Many of these components were designed with a focus on flexibility to
admit several possible different implementations.

\subsubsection{Pipes} 

For the inter-process communication, we pass data between our
distributors and workers via simple queued pipes. However, our data
abstraction of ``send message to worker'' and ``get message from
worker'' could easily be reimplemented to use network / TCP
communications to communicate with an actual distributed system of computers.

\subsubsection{Data Sets}

For the communication between operators, we developed a handful of
different data-sets that could be used for passing information from
one operation to another. Our data sets primarily consisted of
limited-sized queues that transferred partially-processed data from
to-computation. We provided three types of data-sets that users can
construct to perform different purposes. All three of these are
accessed via a friendly officer presence:

\begin{description}

\item[Multi-Reader-Queue Data Set] \hfill \\
The main class of Data Set used in the system is based on a
multi-reader queue we built. This queue is aware of how many readers
it has and manages pointers representing each reader's location. Data
set elements remain in the queue until all readers have read the
element. 

\item[Output Data Set] \hfill \\
The user can specify a (single) output data set in the computation
network. This data set is special in that it passes the data it
receives back to the original caller of (mrs:run-computation...). If
the user specifies a callback function to run-computation, data set
results will be passed as (k v) arguments to the callback. Otherwise,
the output data set will enable (mrs:run-computation...) to block on
the computation until the data set is complete and is returned to the user.
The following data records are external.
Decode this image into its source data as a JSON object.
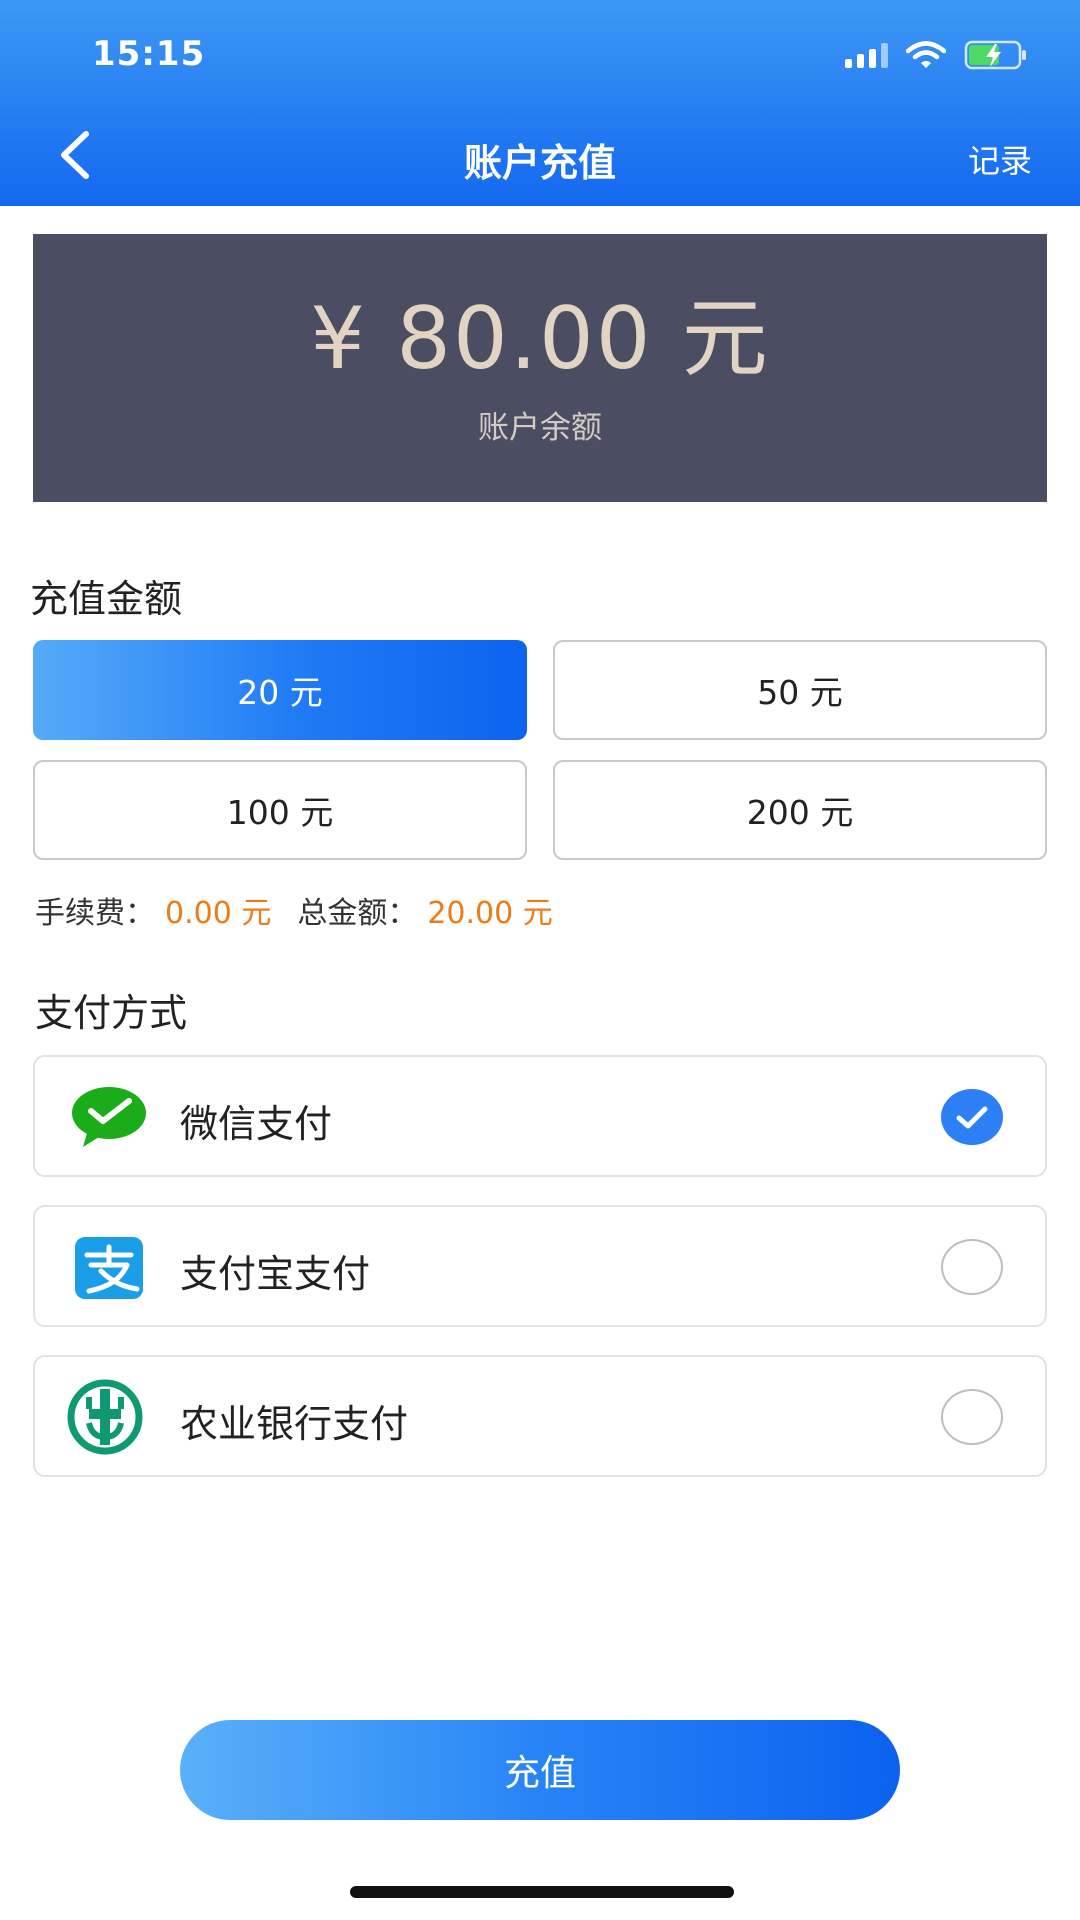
{
  "status_bar": {
    "time": "15:15"
  },
  "header": {
    "title": "账户充值",
    "record_link": "记录"
  },
  "balance": {
    "amount": "¥ 80.00 元",
    "label": "账户余额"
  },
  "recharge": {
    "section_title": "充值金额",
    "options": [
      {
        "label": "20 元",
        "selected": true
      },
      {
        "label": "50 元",
        "selected": false
      },
      {
        "label": "100 元",
        "selected": false
      },
      {
        "label": "200 元",
        "selected": false
      }
    ],
    "fee_label": "手续费：",
    "fee_value": "0.00 元",
    "total_label": "总金额：",
    "total_value": "20.00 元"
  },
  "payment": {
    "section_title": "支付方式",
    "methods": [
      {
        "label": "微信支付",
        "icon": "wechat-pay-icon",
        "checked": true
      },
      {
        "label": "支付宝支付",
        "icon": "alipay-icon",
        "checked": false
      },
      {
        "label": "农业银行支付",
        "icon": "abc-bank-icon",
        "checked": false
      }
    ]
  },
  "submit_label": "充值",
  "colors": {
    "header_gradient": [
      "#3d98f5",
      "#1468f0"
    ],
    "balance_card": "#4b4e62",
    "accent_orange": "#ec7c18",
    "wechat_green": "#1aad19",
    "alipay_blue": "#1a9ee8",
    "abc_green": "#0d9a73"
  }
}
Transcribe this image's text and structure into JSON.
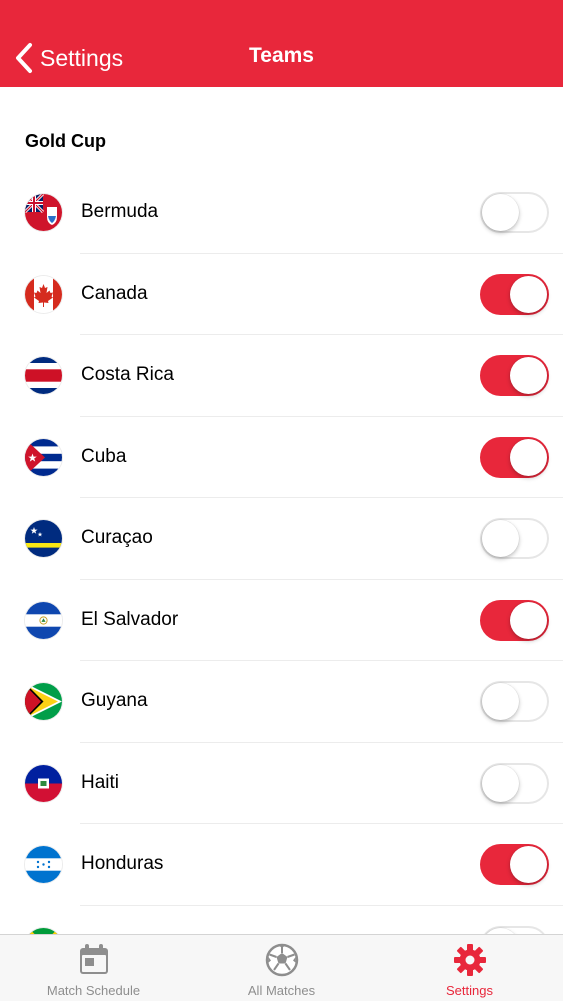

\item[File Writer Data Set] \hfill \\
The file-writer data set mirrors that of the output data set in that
it provides a means of returning data set results to the user. Upon
creation, users specify a filepath and the data sets are incrementally
written in (k v) format to the file.

\item[Sink /dev/null Data Set] \hfill \\
Finally, we implemented a simplistic ``sink'' data set that
corresponds to the standard ``black hole'' /dev/null file used in
Linux-based systems.
\end{description}
\subsection{Combinator System}

Finally, we are excited to be able to provide a combinator-like system
for defining and building distributed systems computation graphs. The
syntax for defining a network closely resembles that from the
propagator system in which a user allocates a number of cells
representing data-sets, followed by specifying operations that
transform the contents of cell data sets into another another.

\section{Conceptual Challenges}

In addition to the technical difficulties of exploring the
multitasking and distributed systems paradigm in more depth, our
project involved a handful of conceptual challenges, particularly
in dealing with the propagation of ``done'' signals to properly handle
reductions and aggregations on data streams.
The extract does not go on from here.